African Journal of Parasitology Research

African Journal of Parasitology Research ISSN 2756-3391 Vol. 8 (2), pp. 001-007, February, 2021. © International Scholars Journals

Full Length Research Paper

A study of the characterization of a glucose dehydrogenase from Bacillus sp. G3 in Escherichia coli

Xuejiao Chen1,2, Haitao Ding1, Yiqing Du1, Hui Lin1, Zeli Li1 and Yuhua Zhao1*

1Institute of Microbiology, College of Life Science, Zhejiang University, Hangzhou 310058, China.

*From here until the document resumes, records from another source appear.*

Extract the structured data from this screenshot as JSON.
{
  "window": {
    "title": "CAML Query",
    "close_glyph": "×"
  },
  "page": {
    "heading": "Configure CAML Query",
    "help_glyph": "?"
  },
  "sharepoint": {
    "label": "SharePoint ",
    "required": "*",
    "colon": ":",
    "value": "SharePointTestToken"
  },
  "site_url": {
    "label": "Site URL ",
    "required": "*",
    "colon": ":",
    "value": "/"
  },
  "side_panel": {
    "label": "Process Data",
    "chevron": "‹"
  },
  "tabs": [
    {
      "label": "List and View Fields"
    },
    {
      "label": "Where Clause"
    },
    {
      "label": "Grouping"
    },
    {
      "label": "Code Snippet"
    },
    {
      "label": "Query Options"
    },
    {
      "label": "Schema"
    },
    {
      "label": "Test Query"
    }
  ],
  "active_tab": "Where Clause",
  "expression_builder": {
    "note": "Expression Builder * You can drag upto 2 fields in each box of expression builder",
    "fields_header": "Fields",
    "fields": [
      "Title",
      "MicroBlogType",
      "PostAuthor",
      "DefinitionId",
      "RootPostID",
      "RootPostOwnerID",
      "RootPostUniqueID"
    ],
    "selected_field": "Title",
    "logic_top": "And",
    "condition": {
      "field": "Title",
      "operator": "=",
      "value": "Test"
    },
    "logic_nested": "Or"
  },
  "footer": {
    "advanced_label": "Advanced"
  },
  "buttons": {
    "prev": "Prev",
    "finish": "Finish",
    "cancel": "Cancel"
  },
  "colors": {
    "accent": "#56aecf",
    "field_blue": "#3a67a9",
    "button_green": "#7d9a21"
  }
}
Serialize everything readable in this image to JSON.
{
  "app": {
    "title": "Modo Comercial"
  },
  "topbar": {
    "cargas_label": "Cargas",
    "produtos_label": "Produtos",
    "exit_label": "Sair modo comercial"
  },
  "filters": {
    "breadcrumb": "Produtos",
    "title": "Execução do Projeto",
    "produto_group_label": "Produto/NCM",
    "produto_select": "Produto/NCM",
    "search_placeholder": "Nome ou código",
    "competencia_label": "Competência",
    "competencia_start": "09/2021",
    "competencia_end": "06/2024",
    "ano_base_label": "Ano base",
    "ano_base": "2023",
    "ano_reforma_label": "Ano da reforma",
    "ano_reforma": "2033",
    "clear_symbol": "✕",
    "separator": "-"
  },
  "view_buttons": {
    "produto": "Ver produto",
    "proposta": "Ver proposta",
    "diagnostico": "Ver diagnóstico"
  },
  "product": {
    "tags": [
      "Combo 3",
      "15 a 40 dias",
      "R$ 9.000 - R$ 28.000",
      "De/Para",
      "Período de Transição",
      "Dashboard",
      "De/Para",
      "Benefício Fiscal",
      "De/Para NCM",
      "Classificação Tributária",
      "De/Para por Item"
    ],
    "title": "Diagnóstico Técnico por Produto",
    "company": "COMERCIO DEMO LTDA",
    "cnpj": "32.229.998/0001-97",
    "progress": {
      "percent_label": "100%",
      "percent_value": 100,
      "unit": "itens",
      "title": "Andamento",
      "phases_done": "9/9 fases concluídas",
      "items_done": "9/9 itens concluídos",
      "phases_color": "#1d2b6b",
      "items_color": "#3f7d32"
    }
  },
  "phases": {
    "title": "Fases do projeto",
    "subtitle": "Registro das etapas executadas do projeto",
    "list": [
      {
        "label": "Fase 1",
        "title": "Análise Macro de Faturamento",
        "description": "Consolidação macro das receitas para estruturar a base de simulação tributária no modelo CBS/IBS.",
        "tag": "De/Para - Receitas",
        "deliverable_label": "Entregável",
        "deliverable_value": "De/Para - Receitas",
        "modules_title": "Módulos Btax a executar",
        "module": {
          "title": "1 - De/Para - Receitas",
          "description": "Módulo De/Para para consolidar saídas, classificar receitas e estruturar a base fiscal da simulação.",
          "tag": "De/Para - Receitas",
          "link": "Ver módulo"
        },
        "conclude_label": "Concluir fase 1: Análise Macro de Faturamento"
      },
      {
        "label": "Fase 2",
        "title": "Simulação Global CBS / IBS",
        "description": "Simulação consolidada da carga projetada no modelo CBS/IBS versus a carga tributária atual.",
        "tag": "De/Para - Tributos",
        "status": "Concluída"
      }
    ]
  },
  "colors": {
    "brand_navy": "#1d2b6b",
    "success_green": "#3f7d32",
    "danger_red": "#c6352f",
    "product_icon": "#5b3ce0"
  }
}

2Hangzhou Wahaha Group Co., Ltd, Hangzhou 310000, China.

Accepted 17 October, 2020


The glucose dehydrogenase gene (gdh), cloned from Bacillus sp. G3, was composed of 786 bp nucleotide and the deduced protein molecular mass of one subunit was 28.1 kDa. The recombinant glucose dehydrogenase (rGDH-G3) was functionally expressed in Escherichia coli. The results revealed that expressed rGDH-G3 had a high specific activity of 371.9 U/mg at 25°C and pH 8.0, with oxidized nicotinamide adenine dinucleotide (NAD+) as the cofactor. The enzyme was optimally active at 40°C and pH 9.0. The enzyme displayed broad specificity for other sugars such as D-galactose or maltose. The catalytic efficiency of the rGDH-G3 would be improved 4 times when oxidized nicotinamide adenine dinucleotide phosphate (NADP+) was used as cofactor instead of NAD+.

Key words: Bacillus sp. G3, enzymatic property, glucose dehydrogenase, inverse polymerase chain reaction (IPCR), optimal pH.